Deixemos claro, fora das mistificações, o comunismo da cultura de massa do século 21, manietado pela Casa Grande midiática tem dois traços indissociáveis: demagogia e populismo. Há muito que o espaço da política deixou de ser o centro da demagogia e do populismo. Agora esse centro demagógico e populista se inscreve no interior da própria cultura de massa falsamente moral-prática do século 21, sequestro degenerado das criações realmente populares, através de edições sensuais e demagógicas da potência irreprimível e libertária do verdadeiro comunismo do século 21: o moral-prático, pelo moral-prático, através do moral-prático, fora de todo favor derivado dos sentimentos de culpa, quando muito, dos bonzinhos equivocados, como Regina Casé, a serviço da Casa Grande.

Na perspectiva do comunismo moral-prático do século 21 o único convívio possível entre pobres e ricos é o que se funda na exigência do litígio marcado pelo político desafio de tomar o domínio cognitivo-instrumental dos meios de produção dos abastados, acabando ao mesmo tempo com o rico e com o pobre, porque o fim da existência de um pressupõe o fim da existência do outro. Insisto, pois, na questão de base: ser sujeito popular no plano cultural ou não, sob o ponto de vista do comunismo moral-prático do século 21, significa colocar-se como sujeito coletivo concreto do conhecimento cognitivo-instrumental do sistema midiático, sem precisar da velha política de favores do Brasil colonial – favores, bem entendido, para aparecer na TV Globo, a magnânima, sorrindo, mostrando a bunda, como novos ricos, convivendo, pacificado, com os velhos ricos.

Em função de seu milenar exílio, o conhecimento moral-prático não se expressa como as instituições do Estado esperam ou supõem, inclusive ou até mesmo antes de tudo as corporações midiáticas.
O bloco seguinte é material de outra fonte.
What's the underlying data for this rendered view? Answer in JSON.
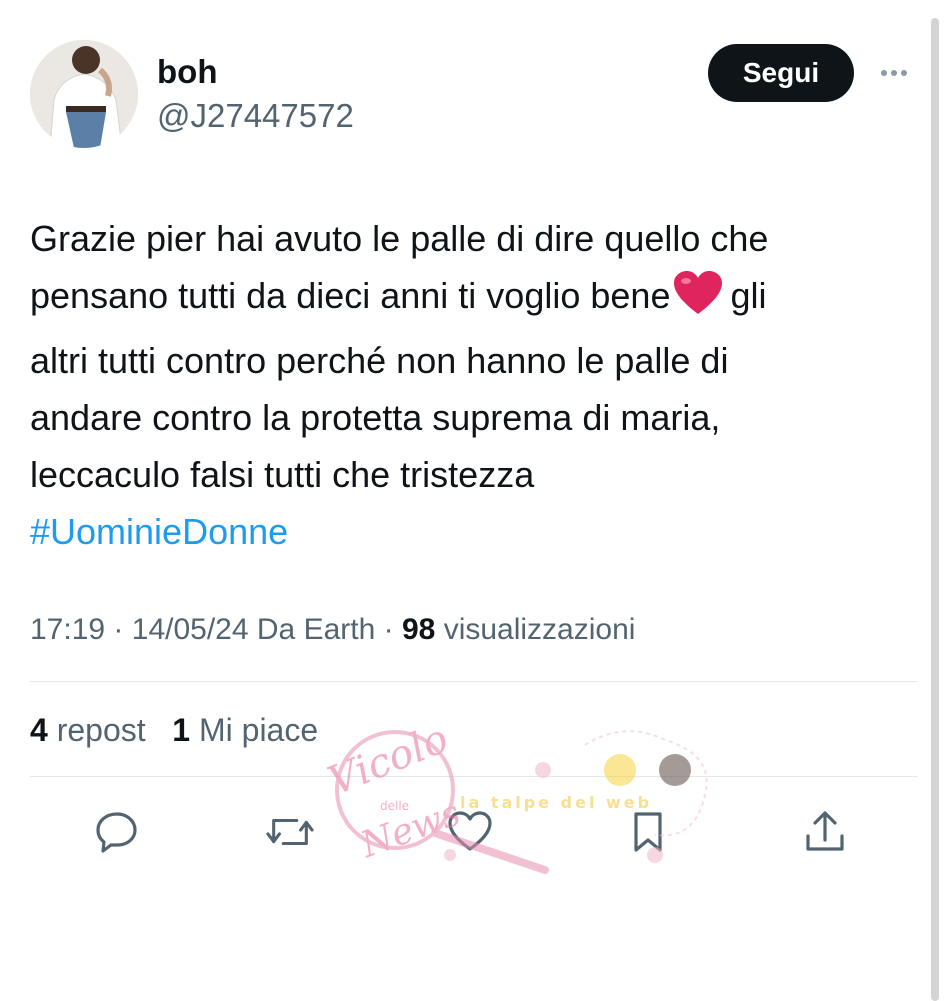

A relação entre o conhecimento moral-prático, base da pirâmide, com o cognitivo-instrumental e estético-expressivo se inscreve ou ecoa a dialética entre o concreto e o abstrato. Tudo para o conhecimento moral-prático adquire uma dimensão concreta, porque simplesmente é do concreto que ele vive e é a partir do concreto que ele se expressa. Quem efetivamente ignora que o conhecimento cognitivo-instrumental de ponta, sob o domínio oligárquico, é arma contra o conhecimento moral-prático, arma tanto mais nefasta e eficaz quanto mais não é evidenciada como arma? O conhecimento moral-prático enfim é concreto simplesmente porque não é parasitário e, portanto, vive do mundo concreto, como todos nós, se não estivéssemos delirando racismos, elitismos, machismos sedimentados, também, pela separação entre as formas de conhecimento.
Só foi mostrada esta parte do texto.